Kenaikan harga di antaranya terjadi pada komoditas bawang merah dari Rp40.000 menjadi Rp60.000 per kilogram. Bawang putih jenis kating naik menjadi Rp35.000 dari sebelumnya Rp30.000. 

Bawang apel naik menjadi Rp25.000 dari sebelumnya Rp20.000 per kilogram. Tomat naik dari Rp14.000 menjadi Rp16.000 per kilogram, kol naik menjadi Rp10.000 dari sebelumnya Rp8.000. 

“kenaikan harga membuat omzet turun hingga 50 persen dari biasanya. Pembeli memilih mengurangi jumlah belanjaan. Kami juga tidak menambah stok dagangan,” kata salah satu pedagang, Musringah, Sabtu (18/6/2022). 

Para pedagang biasanya per hari bisa menyetok sayuran hingga 50 kilogram. Namun kini hanya berani menyetok 10-5 kilogram. Pedagang takut rugi karena jika tak laku, maka sayuran membusuk. 

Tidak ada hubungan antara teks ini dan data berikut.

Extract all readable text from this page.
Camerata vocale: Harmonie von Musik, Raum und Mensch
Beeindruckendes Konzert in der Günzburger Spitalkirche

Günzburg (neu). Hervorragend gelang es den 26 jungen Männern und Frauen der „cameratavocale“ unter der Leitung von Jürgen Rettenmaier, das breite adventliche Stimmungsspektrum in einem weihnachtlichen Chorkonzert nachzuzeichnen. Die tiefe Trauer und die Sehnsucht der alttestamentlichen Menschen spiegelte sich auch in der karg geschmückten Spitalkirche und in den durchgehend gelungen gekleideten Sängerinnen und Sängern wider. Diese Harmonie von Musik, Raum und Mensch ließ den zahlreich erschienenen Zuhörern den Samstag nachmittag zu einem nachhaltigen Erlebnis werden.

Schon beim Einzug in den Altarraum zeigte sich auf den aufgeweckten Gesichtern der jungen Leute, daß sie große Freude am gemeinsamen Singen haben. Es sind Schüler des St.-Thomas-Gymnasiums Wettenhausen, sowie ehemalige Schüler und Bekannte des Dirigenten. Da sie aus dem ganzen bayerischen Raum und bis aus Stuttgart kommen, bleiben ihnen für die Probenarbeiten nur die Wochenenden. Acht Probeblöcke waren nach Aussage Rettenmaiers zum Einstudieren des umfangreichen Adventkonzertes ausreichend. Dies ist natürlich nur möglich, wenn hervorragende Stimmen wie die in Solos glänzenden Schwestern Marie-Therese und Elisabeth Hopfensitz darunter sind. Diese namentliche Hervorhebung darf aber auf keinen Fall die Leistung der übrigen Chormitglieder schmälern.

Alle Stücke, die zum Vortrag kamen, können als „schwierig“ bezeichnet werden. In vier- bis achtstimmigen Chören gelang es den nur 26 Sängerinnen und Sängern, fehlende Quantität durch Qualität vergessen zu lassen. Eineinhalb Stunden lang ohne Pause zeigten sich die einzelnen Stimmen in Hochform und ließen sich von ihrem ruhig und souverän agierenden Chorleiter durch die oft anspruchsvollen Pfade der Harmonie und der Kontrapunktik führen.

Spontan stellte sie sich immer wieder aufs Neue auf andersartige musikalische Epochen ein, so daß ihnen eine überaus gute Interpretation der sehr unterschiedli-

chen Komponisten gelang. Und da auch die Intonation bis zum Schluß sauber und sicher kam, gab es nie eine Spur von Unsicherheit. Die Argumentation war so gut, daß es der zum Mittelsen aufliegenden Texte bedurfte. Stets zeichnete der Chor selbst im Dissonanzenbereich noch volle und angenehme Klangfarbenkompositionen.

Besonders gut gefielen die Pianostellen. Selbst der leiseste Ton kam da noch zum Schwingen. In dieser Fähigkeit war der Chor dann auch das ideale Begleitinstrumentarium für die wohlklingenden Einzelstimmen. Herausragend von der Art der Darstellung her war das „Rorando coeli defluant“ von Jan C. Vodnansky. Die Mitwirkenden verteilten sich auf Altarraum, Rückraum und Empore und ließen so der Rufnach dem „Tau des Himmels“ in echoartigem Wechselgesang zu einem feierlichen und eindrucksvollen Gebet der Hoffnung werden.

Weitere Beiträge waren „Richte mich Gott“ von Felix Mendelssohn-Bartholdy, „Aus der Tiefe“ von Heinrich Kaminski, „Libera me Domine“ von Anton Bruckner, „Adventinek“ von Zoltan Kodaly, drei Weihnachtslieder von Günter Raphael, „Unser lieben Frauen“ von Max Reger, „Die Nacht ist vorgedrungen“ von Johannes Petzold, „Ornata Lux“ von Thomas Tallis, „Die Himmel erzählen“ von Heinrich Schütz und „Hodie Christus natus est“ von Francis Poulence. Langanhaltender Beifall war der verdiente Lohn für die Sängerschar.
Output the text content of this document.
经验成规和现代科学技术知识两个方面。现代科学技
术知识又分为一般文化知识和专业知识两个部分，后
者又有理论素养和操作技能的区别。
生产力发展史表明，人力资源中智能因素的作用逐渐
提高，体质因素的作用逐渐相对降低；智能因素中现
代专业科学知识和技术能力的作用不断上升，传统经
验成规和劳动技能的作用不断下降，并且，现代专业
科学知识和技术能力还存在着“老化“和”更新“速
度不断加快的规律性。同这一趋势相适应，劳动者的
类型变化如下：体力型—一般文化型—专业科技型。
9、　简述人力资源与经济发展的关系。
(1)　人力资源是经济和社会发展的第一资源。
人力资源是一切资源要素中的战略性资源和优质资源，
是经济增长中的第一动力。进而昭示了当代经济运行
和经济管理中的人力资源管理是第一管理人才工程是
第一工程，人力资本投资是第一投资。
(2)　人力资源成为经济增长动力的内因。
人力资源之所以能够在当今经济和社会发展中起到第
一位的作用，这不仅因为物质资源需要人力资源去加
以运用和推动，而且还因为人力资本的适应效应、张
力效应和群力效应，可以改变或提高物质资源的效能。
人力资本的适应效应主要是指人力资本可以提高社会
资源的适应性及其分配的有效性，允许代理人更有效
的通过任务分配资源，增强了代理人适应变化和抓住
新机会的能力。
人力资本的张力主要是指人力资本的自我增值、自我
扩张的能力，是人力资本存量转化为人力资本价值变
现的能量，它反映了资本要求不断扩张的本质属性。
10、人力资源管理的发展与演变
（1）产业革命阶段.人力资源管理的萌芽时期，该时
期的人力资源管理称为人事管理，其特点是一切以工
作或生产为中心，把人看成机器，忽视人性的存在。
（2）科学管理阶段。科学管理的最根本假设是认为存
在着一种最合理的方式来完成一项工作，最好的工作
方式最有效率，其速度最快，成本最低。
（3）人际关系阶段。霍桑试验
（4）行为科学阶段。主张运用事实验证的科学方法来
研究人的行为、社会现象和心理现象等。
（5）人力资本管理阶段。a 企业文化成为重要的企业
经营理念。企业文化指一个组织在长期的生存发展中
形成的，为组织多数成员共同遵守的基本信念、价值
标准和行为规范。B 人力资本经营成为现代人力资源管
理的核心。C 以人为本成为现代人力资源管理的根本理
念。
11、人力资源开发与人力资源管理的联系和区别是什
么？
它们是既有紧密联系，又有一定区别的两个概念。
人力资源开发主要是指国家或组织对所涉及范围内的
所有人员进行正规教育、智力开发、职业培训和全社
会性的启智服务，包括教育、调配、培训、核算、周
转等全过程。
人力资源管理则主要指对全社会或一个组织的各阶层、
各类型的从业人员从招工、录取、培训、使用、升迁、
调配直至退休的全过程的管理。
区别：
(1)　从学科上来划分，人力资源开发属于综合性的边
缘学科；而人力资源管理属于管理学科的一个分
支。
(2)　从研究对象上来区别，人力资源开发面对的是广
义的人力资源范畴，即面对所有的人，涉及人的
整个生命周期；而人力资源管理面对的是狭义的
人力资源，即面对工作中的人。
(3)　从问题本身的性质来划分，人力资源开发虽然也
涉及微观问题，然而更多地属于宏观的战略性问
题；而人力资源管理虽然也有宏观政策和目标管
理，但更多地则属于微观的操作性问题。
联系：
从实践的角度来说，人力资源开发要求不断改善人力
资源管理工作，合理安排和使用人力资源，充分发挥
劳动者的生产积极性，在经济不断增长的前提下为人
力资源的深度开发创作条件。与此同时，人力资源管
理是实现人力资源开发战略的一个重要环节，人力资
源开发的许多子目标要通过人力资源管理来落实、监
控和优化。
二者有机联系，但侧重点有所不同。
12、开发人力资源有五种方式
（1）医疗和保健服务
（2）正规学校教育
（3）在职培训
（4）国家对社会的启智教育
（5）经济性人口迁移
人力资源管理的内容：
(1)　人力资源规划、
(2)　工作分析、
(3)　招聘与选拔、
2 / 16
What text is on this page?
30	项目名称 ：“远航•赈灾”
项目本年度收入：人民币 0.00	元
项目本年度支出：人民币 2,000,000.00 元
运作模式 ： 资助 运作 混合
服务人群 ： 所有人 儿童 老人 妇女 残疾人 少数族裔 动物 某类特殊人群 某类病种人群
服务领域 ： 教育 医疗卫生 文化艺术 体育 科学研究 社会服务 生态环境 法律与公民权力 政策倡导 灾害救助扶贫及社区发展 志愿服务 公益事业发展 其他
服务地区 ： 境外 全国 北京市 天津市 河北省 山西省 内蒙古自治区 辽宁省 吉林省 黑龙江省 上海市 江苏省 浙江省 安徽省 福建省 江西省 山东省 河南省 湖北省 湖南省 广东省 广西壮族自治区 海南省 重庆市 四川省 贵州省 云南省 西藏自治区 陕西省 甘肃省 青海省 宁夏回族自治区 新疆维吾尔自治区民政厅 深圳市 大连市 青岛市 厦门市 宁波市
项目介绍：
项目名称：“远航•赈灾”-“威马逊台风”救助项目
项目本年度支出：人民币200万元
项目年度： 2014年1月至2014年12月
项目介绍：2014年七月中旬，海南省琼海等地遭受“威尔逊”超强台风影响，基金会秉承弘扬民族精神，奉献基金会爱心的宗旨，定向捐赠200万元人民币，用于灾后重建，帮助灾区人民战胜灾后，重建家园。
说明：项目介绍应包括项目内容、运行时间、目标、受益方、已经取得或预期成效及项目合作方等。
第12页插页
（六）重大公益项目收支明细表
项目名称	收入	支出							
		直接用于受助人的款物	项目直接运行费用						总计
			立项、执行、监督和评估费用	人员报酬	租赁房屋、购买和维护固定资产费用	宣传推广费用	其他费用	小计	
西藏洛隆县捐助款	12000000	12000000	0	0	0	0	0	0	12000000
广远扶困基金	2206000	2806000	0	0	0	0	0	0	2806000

Naiknya harga sejumlah komoditas sayuran diduga karena dampak cuaca buruk. Petani di sejumlah daerah yang menjadi sentra sayuran mengalami gagal panen. 

Sementara itu, harga cabai juga masih stabil tinggi. Harga cabai rawit merah mencapai Rp100.000 per kilogram. Cabai rawit hijau naik menjadi Rp70.000 per kilogram, Cabai hijau Rp30.000 per kilogram, cabai merah Rp80.000 per kilogramnya.